The report says that Prime Minister Imran Khan “has long had deep antipathy for the media and rarely voices support for journalists who are attacked or disappeared for their work”. It adds that Committee to Protect Journalists (CPJ) Asia programme coordinator, Steven Butler, was denied entry to Pakistan in 2019. “Journalists who find outlets abroad to publish their work and provide income are branded foreign agents intent on the destruction of the Pakistani state,” says the FP report.
“Our society is a democratic society, and people do realise why these journalists are not on air, are not speaking, why their voices are not being heard,” said Asma Shirazi. “These critical voices are a blessing in democracies. But now that they are not there, there is a huge gap. And people know this, they see this, and they know why it is.”
Self-censorship by journalists is an insidious consequence of the harassment, she said. “But we have been here before. We know how to deal with it—we keep fighting.”
PECA Ordinance 2022
In February, the Prevention of Electronic Crimes Amendment (PECA) Ordinance 2022 was promulgated by President Arif Alvi. Talking exclusively to The Current, Information Minister Fawad Chaudhry said, “A person who forwards fake news over WhatsApp can be fined and go to jail under the new law.”
Civil society, political collectives, journalists and rights activists condemned the new PECA Ordinance.
Islamabad High Court (IHC) Chief Justice Athar Minallah said that it seems like no one told the premier that there are laws for contempt other than PECA. “It seems like PM Khan was not assisted correctly over PECA Ordinance,” said Justice Minallah, adding that the law is used against critics here.

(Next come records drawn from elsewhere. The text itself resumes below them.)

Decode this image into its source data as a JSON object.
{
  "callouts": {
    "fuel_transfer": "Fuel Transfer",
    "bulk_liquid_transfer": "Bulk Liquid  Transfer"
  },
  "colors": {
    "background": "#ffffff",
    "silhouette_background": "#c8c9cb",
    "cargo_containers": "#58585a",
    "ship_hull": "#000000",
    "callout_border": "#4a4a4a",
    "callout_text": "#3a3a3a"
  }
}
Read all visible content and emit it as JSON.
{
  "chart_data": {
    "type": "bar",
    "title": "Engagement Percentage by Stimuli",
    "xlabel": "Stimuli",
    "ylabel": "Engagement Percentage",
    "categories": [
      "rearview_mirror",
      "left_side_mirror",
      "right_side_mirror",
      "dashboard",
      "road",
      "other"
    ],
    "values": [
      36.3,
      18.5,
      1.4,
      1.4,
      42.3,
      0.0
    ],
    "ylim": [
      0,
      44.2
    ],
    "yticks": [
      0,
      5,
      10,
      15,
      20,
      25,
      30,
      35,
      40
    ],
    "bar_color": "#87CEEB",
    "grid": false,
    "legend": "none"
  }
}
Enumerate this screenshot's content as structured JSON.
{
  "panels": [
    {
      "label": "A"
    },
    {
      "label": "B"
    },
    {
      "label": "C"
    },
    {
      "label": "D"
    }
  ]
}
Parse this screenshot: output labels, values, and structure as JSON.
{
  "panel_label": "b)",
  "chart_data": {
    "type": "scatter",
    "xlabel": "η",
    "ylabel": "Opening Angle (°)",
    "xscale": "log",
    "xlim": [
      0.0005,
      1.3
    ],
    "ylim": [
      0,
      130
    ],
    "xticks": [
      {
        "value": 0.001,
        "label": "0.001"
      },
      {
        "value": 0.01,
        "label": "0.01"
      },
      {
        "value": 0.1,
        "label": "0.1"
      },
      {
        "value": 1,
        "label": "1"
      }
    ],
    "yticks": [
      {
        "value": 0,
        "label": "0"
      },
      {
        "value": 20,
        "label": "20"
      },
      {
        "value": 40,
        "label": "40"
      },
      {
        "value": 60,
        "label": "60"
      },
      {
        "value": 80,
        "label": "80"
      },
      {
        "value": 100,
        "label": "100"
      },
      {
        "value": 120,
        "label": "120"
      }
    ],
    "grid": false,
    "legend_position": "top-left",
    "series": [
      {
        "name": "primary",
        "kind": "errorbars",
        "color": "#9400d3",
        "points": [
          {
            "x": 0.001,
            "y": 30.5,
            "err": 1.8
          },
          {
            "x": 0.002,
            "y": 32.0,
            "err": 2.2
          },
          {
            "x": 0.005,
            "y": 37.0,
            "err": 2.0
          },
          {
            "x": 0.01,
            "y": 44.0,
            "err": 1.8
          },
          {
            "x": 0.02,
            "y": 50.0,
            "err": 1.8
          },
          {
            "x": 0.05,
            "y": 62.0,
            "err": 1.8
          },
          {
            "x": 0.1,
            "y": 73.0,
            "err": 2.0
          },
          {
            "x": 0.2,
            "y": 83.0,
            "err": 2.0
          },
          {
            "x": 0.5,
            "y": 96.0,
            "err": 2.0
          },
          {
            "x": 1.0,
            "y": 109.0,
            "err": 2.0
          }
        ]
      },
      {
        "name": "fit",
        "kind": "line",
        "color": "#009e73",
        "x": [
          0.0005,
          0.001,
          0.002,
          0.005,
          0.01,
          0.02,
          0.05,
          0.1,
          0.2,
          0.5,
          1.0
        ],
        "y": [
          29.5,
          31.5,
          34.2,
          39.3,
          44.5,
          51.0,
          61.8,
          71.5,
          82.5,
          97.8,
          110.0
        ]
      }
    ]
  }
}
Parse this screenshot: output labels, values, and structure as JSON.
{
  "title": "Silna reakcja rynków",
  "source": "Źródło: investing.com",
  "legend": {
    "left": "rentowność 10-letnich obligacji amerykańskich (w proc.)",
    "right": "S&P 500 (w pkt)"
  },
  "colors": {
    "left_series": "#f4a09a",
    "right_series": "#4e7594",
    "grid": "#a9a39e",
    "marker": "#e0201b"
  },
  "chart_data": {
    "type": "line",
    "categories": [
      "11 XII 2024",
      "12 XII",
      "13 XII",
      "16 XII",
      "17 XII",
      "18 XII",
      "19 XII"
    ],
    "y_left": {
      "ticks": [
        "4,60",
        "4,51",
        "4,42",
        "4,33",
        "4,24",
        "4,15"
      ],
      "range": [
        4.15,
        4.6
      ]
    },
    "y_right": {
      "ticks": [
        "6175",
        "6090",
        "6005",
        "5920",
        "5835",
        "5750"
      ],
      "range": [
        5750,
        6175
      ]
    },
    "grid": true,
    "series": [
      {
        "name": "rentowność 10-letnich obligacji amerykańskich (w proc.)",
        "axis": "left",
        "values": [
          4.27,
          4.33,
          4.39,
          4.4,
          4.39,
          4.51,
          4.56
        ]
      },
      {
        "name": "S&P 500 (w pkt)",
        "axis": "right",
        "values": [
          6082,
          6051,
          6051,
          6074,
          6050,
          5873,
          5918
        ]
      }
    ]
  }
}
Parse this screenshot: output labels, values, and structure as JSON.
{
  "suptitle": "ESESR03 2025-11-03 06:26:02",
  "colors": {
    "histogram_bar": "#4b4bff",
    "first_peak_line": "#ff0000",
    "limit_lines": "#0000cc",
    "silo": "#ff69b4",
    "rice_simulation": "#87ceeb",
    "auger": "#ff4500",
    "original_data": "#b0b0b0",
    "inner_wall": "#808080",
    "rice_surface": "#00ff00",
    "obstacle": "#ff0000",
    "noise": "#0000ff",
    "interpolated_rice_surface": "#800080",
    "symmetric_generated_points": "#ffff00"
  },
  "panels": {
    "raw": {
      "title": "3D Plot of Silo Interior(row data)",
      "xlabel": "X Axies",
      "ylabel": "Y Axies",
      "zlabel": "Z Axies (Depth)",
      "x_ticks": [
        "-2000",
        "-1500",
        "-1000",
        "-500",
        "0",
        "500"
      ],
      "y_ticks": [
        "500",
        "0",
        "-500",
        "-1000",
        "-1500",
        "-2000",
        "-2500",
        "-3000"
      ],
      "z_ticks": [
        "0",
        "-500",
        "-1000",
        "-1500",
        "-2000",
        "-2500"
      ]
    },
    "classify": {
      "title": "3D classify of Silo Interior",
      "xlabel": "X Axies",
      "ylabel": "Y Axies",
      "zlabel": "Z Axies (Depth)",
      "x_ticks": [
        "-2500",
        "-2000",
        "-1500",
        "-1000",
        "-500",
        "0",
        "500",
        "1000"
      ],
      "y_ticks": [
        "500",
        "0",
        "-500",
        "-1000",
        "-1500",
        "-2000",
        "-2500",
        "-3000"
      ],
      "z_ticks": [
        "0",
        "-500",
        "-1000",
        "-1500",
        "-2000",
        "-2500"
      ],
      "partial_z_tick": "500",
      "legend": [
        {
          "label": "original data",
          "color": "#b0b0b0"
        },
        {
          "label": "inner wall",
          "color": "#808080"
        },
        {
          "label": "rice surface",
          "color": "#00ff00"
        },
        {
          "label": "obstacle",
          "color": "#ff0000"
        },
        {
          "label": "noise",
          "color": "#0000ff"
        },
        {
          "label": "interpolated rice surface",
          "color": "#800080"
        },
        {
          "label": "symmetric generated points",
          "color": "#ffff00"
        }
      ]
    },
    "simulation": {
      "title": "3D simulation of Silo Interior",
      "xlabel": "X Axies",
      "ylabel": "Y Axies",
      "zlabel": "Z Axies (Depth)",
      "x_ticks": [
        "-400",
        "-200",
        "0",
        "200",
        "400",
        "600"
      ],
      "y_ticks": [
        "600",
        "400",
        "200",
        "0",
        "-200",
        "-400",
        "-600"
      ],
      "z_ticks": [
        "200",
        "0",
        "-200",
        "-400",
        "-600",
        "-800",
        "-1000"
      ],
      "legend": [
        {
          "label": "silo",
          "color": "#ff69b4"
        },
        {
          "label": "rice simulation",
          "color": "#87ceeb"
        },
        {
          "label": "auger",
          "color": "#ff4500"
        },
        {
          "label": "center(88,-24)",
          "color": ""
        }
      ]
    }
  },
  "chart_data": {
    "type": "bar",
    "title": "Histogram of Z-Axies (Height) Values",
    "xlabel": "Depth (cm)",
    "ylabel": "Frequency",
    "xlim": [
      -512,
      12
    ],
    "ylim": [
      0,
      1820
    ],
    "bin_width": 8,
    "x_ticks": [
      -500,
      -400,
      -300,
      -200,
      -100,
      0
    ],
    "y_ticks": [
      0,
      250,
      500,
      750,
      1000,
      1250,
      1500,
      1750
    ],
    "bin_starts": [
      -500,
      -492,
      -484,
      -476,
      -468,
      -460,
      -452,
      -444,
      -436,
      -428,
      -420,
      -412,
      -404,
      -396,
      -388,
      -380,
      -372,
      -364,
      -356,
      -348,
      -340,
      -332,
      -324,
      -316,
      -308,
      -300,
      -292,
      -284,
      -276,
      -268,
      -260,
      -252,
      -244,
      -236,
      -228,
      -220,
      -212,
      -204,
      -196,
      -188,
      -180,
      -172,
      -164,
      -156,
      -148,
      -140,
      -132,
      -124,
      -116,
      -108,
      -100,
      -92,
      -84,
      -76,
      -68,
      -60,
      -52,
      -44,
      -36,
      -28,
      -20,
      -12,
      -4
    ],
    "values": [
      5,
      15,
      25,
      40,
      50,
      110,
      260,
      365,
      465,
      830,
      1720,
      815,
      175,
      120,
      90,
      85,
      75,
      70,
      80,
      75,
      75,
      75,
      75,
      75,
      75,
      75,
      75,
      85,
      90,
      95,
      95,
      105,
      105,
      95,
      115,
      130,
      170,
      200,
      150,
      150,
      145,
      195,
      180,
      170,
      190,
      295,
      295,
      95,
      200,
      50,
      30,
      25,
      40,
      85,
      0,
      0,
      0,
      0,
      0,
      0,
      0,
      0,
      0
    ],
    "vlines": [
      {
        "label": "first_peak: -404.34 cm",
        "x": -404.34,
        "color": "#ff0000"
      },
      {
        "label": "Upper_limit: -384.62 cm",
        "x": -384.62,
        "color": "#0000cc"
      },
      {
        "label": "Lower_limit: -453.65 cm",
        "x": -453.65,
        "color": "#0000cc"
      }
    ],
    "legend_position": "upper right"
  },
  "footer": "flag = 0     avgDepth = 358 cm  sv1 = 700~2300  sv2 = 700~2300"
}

PM Khan defends PECA Ordinance
“The PECA law was made in 2016. We are only amending it,” said PM Khan on Monday. He said that “filth” such as child pornography was being shared on social media. He also accused journalists of taking money and blackmail.
Joint statement by Amnesty International and Human Rights Watch
On Monday, Amnesty International and Human Rights Watch (HRW) said in a joint statement that the government’s amendment to its cybercrimes act “is the latest in a concerted campaign to restrict freedom of expression and stifle dissent”.
“PECA has been used to silence freedom of expression on the pretext of combating ‘fake news,’ cybercrime, and misinformation,” said Nadia Rahman, acting deputy regional director for South Asia at Amnesty International. “This amendment not only violates the Pakistan Constitution, but also puts anyone who questions the government or other state institutions at further risk. It particularly endangers journalists, human rights defenders, and political opponents who run the risk of prosecution for merely doing their jobs.”
“The Prevention of Electronic Crimes Act neither protects the public from legitimate cybercrime concerns nor respects fundamental human rights,” said Patricia Gossman, Asia associate director at Human Rights Watch. “The new amendments will further embed violations of basic rights with a thin veneer of legality.”